Last Sunday saw Business Secretary Vince Cable announce that he and Deputy Prime minister Nick Clegg no longer support the privatisation of student debt. The sale of the student loan book was projected to bring £2.3 billion into the Treasury between 2015 and 2020.

In the run up to the 2015 election, Cherwell sought to find out students’ thoughts on the issue. In a survey of 75 Oxford students, Cherwell asked participants about their awareness of the government’s plans, their views on the plans, and the importance of the ownership of student debt.

Results showed that only 10.7% of those asked were in favour of selling off the debt, with 89.3% against. This was despite the fact that only 58.7% of particpants admitted to knowing about the government’s plans.

81.3% of Oxford students subsequently claimed that ownership of the student debt was an important issue for them.



Despite not attracting the same amount of attention as the trebling of tuition fees, the proposals have nonetheless met significant opposition from some students. James Elliott, who successfully proposed a motion to oppose the sale of the student loan book at OUSU Council in Hilary term, told Cherwell upon hearing the news that, “This policy change hasn’t come around because Vince Cable is a nice bloke. Students secured this win because we organised and fought, even occupying Cable’s constituency office. In Oxford, I was elected to the NUS on a platform of stopping this and our motion there was a small part of building against it. It is a nice reminder that protest and organising works. Next we need to fight to abolish fees, cuts and debt in education.”

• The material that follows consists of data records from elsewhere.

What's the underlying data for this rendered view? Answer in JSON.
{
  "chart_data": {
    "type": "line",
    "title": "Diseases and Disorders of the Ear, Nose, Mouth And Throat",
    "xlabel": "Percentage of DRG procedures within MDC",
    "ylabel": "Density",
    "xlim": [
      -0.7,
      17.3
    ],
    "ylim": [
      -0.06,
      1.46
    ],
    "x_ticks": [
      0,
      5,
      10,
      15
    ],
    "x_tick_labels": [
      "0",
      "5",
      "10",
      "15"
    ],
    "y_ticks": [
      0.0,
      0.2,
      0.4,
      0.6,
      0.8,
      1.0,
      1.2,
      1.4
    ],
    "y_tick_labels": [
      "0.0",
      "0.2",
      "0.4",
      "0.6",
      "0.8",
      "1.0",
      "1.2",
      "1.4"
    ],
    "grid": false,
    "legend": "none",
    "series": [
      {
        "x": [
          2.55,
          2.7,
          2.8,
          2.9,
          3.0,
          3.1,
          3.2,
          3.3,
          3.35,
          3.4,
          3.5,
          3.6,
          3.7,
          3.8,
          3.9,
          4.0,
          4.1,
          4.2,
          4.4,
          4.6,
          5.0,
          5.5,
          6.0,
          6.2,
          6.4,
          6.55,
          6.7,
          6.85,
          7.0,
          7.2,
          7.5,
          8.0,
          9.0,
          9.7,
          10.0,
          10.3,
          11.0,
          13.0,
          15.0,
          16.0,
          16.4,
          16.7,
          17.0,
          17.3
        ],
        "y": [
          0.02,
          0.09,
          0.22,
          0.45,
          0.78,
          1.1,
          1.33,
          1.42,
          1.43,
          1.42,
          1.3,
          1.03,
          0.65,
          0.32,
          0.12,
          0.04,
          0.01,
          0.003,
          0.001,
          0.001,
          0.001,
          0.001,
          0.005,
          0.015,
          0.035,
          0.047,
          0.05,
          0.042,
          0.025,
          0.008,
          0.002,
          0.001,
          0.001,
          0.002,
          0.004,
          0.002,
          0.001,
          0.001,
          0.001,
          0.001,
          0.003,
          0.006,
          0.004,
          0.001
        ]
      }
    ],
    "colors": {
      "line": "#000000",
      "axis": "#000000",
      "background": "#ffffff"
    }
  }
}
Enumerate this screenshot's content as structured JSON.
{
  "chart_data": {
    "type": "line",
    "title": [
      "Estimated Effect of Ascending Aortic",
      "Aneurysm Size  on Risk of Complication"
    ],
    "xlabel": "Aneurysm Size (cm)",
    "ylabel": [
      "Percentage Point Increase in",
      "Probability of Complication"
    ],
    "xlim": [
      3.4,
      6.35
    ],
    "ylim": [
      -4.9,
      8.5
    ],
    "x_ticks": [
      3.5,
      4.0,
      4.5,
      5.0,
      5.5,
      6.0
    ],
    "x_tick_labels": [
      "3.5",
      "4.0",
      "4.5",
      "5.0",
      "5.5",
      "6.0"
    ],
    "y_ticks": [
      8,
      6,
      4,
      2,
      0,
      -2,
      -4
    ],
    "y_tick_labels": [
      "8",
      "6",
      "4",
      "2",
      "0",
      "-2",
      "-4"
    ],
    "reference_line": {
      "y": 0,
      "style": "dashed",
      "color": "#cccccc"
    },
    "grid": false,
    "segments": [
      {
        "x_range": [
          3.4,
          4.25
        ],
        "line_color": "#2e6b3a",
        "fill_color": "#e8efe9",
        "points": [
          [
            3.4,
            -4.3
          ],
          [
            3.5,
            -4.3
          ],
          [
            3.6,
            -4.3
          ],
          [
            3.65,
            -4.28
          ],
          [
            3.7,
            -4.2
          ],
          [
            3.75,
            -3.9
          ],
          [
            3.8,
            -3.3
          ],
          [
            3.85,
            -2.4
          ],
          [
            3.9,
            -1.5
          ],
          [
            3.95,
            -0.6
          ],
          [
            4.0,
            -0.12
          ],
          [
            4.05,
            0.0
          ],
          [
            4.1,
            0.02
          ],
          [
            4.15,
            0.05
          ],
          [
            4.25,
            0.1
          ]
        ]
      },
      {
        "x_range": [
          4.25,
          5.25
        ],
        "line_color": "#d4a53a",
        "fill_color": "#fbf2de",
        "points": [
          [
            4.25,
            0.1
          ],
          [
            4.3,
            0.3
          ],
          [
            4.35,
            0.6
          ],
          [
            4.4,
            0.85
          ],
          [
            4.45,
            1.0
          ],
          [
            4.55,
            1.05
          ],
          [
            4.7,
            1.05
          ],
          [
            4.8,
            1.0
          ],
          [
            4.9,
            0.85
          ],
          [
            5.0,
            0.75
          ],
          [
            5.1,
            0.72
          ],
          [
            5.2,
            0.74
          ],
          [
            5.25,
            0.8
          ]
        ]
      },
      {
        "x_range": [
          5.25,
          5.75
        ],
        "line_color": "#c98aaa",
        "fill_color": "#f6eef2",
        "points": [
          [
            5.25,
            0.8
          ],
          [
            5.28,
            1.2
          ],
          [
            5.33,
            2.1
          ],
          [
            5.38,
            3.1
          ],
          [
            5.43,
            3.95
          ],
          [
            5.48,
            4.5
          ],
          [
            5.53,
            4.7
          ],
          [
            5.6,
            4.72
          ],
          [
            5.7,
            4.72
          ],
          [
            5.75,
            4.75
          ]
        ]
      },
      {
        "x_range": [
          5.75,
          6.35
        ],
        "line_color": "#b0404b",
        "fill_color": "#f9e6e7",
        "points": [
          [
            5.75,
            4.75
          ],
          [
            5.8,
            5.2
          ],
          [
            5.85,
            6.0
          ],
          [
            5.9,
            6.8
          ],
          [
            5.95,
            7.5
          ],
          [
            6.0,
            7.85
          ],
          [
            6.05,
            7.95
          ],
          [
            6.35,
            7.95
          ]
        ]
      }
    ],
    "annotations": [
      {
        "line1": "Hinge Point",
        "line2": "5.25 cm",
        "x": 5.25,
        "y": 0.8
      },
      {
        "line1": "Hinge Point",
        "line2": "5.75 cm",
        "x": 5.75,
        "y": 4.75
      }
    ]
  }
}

Nevertheless, a significant minority of students were unaware of the sale. Harry Bush, a first year chemist at Merton, commented, “Being perfectly honest, I had no idea of the government’s plans to sell off student loans. However, to me, changing their minds so often seems like another concrete case of the coalition crumbling. The important thing to me is that the students that require the money are getting it, and as long as that is at the forefront of the reversal of the decision then so be it.”


OUSU Vice President for Academic Affairs James Blythe shared his views in the light of the Liberal Democrat leadership’s announcement:

Theodora Dickinson, Chair of Oxford and Abingdon Conservative Future, spoke otherwise about the decision though, telling Cherwell, “Vince Cable has once again proved that the Liberal Democrats are incapable of sticking to a single policy, and are incapable of being trusted. This is clearly a calculated move to attempt to regain the student vote lost after Nick Clegg’s broken promise on tuition fees, and I hope that students see it as such. The taxpayer is currently losing forty percent of money lent through the scheme, so it is clearly imperative that something changes. The Conservative Party remains committed to cutting taxes, and therefore oppose Labour’s proposed Graduate Tax, a policy which would in effect act retroactively on existing debtors.”

Cable announced that his party no longer supported the sale of student loan debt, on the basis that it would not be effective in reducing government debt, at the Social Liberal Forum, an internal pressure group within the Liberal Democrats.

The party had initially supported the sale as part of a wider programme of privatising state assets, including Royal Mail, in order to increase government income.  Their Conservative coalition partners have yet to publically comment on the matter, suggesting that they continue to support the sale.